M. Grzebałkowska, Wojenka. O dzieciach, które dorosły bez ostrzeżenia, wydawnictwo Agora.
M. Tryczyk, Drzazga. Kłamstwa silniejsze niż śmierć, wydawnictwo Znak.
A. Piątkowska, Ostatni sprawiedliwi. Rozmowy z Polakami, którzy ratowali Żydów, Wydawnictwo Poznańskie.
J. Nordberg, Chłopczyce z Kabulu. Za kulisami buntu obyczajowego w Afganistanie, wydawnictwo Czarne.
J.Hatzfeld, Więzy krwi, wydawnictwo Czarne.
Jak widzicie przeważa literatura faktu, obozowa i reportaż historyczny. To są gatunki, które najlepiej mi się czyta i które dają mi najwięcej satysfakcji.

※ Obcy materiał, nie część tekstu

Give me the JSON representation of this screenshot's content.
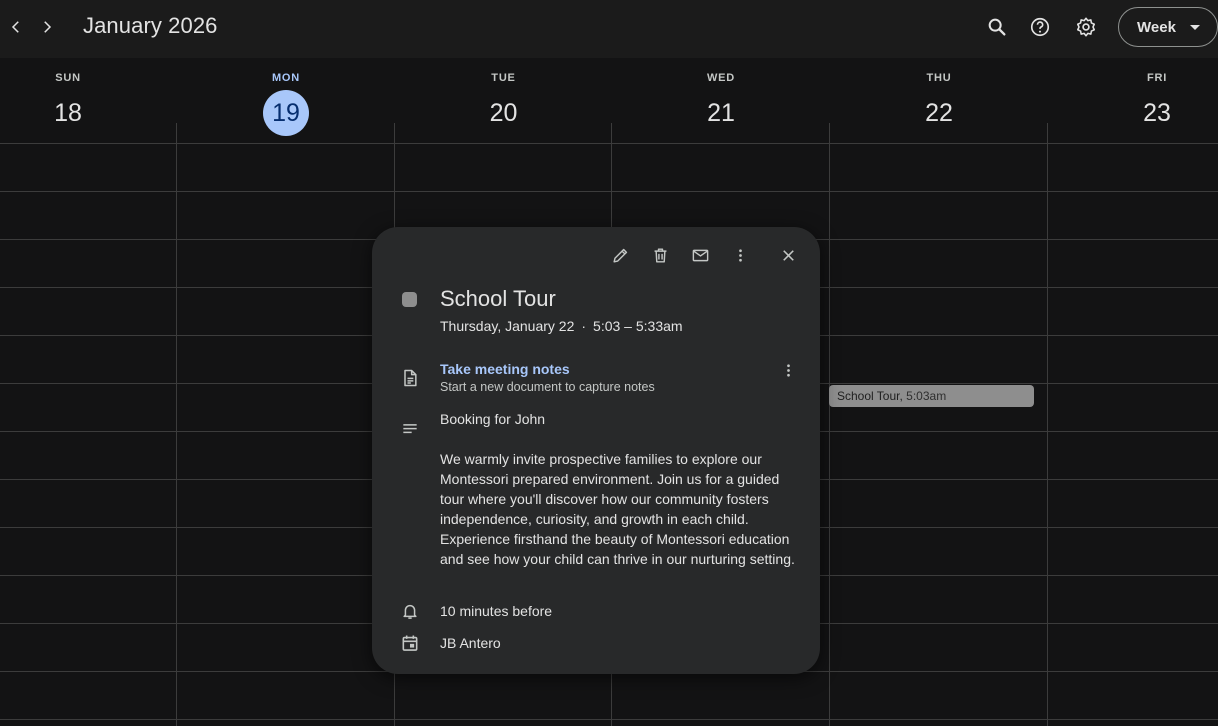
{
  "header": {
    "month_title": "January 2026",
    "view_label": "Week"
  },
  "days": [
    {
      "name": "SUN",
      "num": "18"
    },
    {
      "name": "MON",
      "num": "19",
      "today": true
    },
    {
      "name": "TUE",
      "num": "20"
    },
    {
      "name": "WED",
      "num": "21"
    },
    {
      "name": "THU",
      "num": "22"
    },
    {
      "name": "FRI",
      "num": "23"
    }
  ],
  "event_chip": {
    "title": "School Tour,",
    "time": " 5:03am"
  },
  "popup": {
    "title": "School Tour",
    "date": "Thursday, January 22",
    "time": "5:03 – 5:33am",
    "notes_link": "Take meeting notes",
    "notes_sub": "Start a new document to capture notes",
    "desc_first": "Booking for John",
    "desc_body": "We warmly invite prospective families to explore our Montessori prepared environment. Join us for a guided tour where you'll discover how our community fosters independence, curiosity, and growth in each child. Experience firsthand the beauty of Montessori education and see how your child can thrive in our nurturing setting.",
    "reminder": "10 minutes before",
    "calendar": "JB Antero"
  },
  "colors": {
    "accent": "#a8c7fa",
    "event": "#8e8e8e",
    "popup_bg": "#28292a",
    "page_bg": "#131314"
  }
}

Co z tej 13 było dla mnie największym zaskoczeniem? Tajne państwo Jana Karskiego i W lesie wiedeńskim wciąż szumią drzewa Asbrink! Że dopiero w tym roku je przeczytałam!! Te dwie książki zdecydowanie przeniosły mnie w ten wojenny czas, epokę i emocje tamtych ludzi.
Większość z tych książek została wydana przez wydawnictwo Czarne, które nie ukrywam, jest jednym z moich ulubionych i nieodżałowanych. W większości trafia do mnie to, co wydają.
Jeśli nie przeczytaliście żadnej bądź tylko nieliczne z tej listy, a gustujecie w tej literaturze, gorąco Was zachęcam i polecam z całego 😍!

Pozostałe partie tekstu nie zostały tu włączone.